Respondent contends that she can have no obligation to support her husband pursuant to Social Services Law § 101 unless she has sufficient means to do so. According to respondent, she necessarily lacks sufficient means to support her husband because petitioner has determined that as the "community spouse" respondent is entitled to more than $500 per month of her husband's income to meet her needs. Petitioner, however, made the determination based upon information disclosed by respondent and her husband. This proceeding was commenced only after respondent refused to disclose additional information about the trust. If, as petitioner contends, the requested information about the trust could reveal an additional resource available to respondent, the spousal support obligation would be affected, either by reducing the amount that respondent's husband, who assigned his rights to petitioner, must contribute to respondent's needs pursuant to his obligation to support her or, if the additional resource is large enough, by revealing that respondent has sufficient means to contribute to her husband's care pursuant to her obligation to support him.
The only potential additional resource claimed by petitioner is the trust. Respondent contends that the petition is insufficient as a matter of law because no part of the trust can be considered an available resource except the income actually distributed by the trustee in the exercise of the discretion granted by the trust agreement ( see, 18 NYCRR 360-4.10 [b] [2] [v]). Petitioner counters by arguing that if respondent or her husband contributed assets to the trust, the trust is subject to the rules governing Medicaid-qualifying trusts ( see, 18 NYCRR 360-4.5) . The relevant regulation contains different provisions concerning Medicaid-qualifying trusts, which are applicable depending upon the date when the trust was created. Comparison of the provisions applicable to the trust at issue in this case ( see, 18 NYCRR 360-4.5 [a]) with those applicable to trusts established on or after the relevant date ( see, 18 NYCRR 360-4.5 [b]) establishes the lack of merit in petitioner's claim that if respondent and/or her husband contributed assets to the trust principal, the trust is a Medicaid-qualifying trust. Neither respondent nor her husband established the trust and neither is the grantor, as required for trusts created prior to August 11, 1993 ( 18 NYCRR 360-4.5 [a]).
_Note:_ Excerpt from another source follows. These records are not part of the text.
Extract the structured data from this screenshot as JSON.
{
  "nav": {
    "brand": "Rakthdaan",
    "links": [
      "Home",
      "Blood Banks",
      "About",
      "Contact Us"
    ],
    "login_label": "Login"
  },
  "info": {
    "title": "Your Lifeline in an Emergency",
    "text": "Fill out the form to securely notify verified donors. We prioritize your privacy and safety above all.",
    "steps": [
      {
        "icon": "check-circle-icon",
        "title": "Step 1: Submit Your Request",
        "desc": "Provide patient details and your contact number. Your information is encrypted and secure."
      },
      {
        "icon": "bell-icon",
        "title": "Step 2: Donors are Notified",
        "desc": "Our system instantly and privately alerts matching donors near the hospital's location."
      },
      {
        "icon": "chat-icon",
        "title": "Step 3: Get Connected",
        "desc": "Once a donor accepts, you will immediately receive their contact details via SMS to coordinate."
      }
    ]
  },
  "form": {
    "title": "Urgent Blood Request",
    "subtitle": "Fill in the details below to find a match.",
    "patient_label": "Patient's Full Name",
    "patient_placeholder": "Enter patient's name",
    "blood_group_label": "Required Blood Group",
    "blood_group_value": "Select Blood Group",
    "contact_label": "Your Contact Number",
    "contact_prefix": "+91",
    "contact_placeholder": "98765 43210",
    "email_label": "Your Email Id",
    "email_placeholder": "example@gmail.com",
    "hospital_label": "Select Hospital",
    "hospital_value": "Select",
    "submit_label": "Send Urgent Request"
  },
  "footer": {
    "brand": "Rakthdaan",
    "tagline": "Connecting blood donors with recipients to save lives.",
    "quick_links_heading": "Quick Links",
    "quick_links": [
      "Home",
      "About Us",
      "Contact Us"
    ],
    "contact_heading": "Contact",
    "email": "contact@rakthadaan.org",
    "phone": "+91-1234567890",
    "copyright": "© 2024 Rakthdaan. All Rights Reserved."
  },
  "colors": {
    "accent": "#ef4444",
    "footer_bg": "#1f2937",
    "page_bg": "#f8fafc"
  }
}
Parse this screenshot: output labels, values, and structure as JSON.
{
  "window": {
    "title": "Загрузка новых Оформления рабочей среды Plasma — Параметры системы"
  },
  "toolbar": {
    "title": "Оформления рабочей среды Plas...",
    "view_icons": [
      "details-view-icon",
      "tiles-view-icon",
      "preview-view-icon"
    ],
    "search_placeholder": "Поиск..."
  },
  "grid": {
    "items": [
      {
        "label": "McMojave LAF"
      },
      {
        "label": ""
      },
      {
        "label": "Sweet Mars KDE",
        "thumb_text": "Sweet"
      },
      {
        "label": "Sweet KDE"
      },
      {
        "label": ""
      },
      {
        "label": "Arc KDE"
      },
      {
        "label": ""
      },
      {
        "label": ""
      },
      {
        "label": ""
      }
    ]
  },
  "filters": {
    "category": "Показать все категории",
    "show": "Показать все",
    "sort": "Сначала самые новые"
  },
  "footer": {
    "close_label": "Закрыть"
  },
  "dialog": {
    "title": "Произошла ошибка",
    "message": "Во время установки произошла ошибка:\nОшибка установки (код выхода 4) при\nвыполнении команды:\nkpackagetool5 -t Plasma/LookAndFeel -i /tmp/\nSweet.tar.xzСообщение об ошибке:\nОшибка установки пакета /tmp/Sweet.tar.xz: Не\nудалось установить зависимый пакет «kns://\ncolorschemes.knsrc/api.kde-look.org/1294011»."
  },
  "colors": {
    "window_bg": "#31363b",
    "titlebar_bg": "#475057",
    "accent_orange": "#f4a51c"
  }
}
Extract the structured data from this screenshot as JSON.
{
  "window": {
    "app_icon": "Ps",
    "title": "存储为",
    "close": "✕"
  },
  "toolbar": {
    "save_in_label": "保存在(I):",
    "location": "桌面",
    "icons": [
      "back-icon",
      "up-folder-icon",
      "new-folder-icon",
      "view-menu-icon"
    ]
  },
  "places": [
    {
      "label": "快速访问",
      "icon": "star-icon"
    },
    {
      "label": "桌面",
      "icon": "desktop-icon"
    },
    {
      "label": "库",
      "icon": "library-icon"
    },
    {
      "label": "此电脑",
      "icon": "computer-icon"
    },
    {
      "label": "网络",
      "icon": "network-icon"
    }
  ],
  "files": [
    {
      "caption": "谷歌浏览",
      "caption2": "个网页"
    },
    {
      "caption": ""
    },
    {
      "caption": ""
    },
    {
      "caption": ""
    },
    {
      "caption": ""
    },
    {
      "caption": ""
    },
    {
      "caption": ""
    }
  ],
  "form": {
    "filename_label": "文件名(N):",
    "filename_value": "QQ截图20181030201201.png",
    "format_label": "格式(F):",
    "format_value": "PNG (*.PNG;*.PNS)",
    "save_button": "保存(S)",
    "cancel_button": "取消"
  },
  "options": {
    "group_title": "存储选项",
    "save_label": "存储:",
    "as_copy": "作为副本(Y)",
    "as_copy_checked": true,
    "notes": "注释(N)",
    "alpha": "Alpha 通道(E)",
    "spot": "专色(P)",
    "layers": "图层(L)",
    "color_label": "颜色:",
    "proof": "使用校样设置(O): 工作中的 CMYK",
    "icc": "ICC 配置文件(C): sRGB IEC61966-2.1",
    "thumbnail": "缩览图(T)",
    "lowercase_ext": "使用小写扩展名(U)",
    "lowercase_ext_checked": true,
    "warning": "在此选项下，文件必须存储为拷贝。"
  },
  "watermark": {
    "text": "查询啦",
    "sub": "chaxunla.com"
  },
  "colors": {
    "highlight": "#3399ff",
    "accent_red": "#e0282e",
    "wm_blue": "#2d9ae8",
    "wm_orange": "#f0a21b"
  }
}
We conclude, therefore, that the only theory relied on by petitioner is insufficient as a matter of law, and we do not reach the question of whether there is any other theory applicable to this trust. The order that dismissed the petition should therefore be affirmed.
The separate treatment accorded by the regulation is the result of changes in the controlling Federal law ( see, Pub L 103-66, enacting Revenue Reconcilation Act of 1993 § 13611).
Cardona, P.J., Mikoll, Mercure and Peters, JJ., concur. Ordered that the order is affirmed, with costs.